ASP in Deutschland

Mit Stand 20.10.2020 sind in Deutschland 71 Fälle der Afrikanischen Schweinepest (ASP) bei Wildschweinen bestätigt worden.

Makrophage, der ein ASF-Virus phagozytiert hat | Public domain

Betroffen waren bis dahin drei Landkreise in Brandenburg; Hausschweinebestände blieben bisher verschont. Unterdessen wurden Anzeichen dafür gefunden, dass die Seuche schon in der ersten Julihälfte nach Deutschland eingeschleppt worden ist.

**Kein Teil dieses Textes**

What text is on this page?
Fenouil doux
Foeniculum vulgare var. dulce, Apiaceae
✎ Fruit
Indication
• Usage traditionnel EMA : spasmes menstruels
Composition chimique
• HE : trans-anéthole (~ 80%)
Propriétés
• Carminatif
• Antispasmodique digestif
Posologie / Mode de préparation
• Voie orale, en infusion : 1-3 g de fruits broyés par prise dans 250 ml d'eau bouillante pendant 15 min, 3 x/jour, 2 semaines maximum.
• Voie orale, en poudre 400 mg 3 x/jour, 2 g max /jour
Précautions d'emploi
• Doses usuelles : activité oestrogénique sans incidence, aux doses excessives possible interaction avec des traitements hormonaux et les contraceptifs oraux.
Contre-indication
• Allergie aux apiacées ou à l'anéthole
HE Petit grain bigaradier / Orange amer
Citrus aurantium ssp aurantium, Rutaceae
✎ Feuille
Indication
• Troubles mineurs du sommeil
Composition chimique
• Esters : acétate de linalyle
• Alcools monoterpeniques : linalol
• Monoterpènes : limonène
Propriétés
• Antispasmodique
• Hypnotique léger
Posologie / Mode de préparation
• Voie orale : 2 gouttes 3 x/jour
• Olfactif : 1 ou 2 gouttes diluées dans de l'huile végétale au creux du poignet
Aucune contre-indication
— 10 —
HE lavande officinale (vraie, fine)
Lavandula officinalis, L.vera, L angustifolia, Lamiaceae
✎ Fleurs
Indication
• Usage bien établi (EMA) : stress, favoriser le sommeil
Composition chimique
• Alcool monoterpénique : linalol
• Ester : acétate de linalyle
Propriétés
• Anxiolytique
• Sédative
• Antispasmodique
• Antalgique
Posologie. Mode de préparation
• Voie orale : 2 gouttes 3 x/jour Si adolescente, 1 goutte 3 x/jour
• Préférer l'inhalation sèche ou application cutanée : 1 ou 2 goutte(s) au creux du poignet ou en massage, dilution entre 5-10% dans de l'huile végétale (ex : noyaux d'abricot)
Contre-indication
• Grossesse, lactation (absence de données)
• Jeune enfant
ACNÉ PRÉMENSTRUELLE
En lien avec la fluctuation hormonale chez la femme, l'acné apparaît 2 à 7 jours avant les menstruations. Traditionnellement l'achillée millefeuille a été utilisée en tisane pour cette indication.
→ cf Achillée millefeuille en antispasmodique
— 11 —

Nach der Empfehlung eines von der EU-Kommission entsandten Expertenteams des europäischen Veterinär-Notfallteams (EUVET) wurde mit der Errichtung einer „Weißen Zone“ im Radius von 5 km um das Kerngebiet „Sembten/Neuzelle“ begonnen. Dieser Streifen werde mit einem äußeren und einem inneren festen Zaun gesichert. Innerhalb dieses Bereichs würden alle Wildschweine getötet. Parallel dazu werde an der brandenburgisch-polnischen Seite entlang von Oder und Neiße zur Gefahrenabwehr ebenfalls ein fester Wildschutzzaun gebaut. Mehrere Bundesländer haben ihre Bereitschaft signalisierten, sich an der Finanzierung der Zäune zu beteiligen, und auch vonseiten der EU ist eine Co-Finanzierung beim Bau von Wildzäunen möglich.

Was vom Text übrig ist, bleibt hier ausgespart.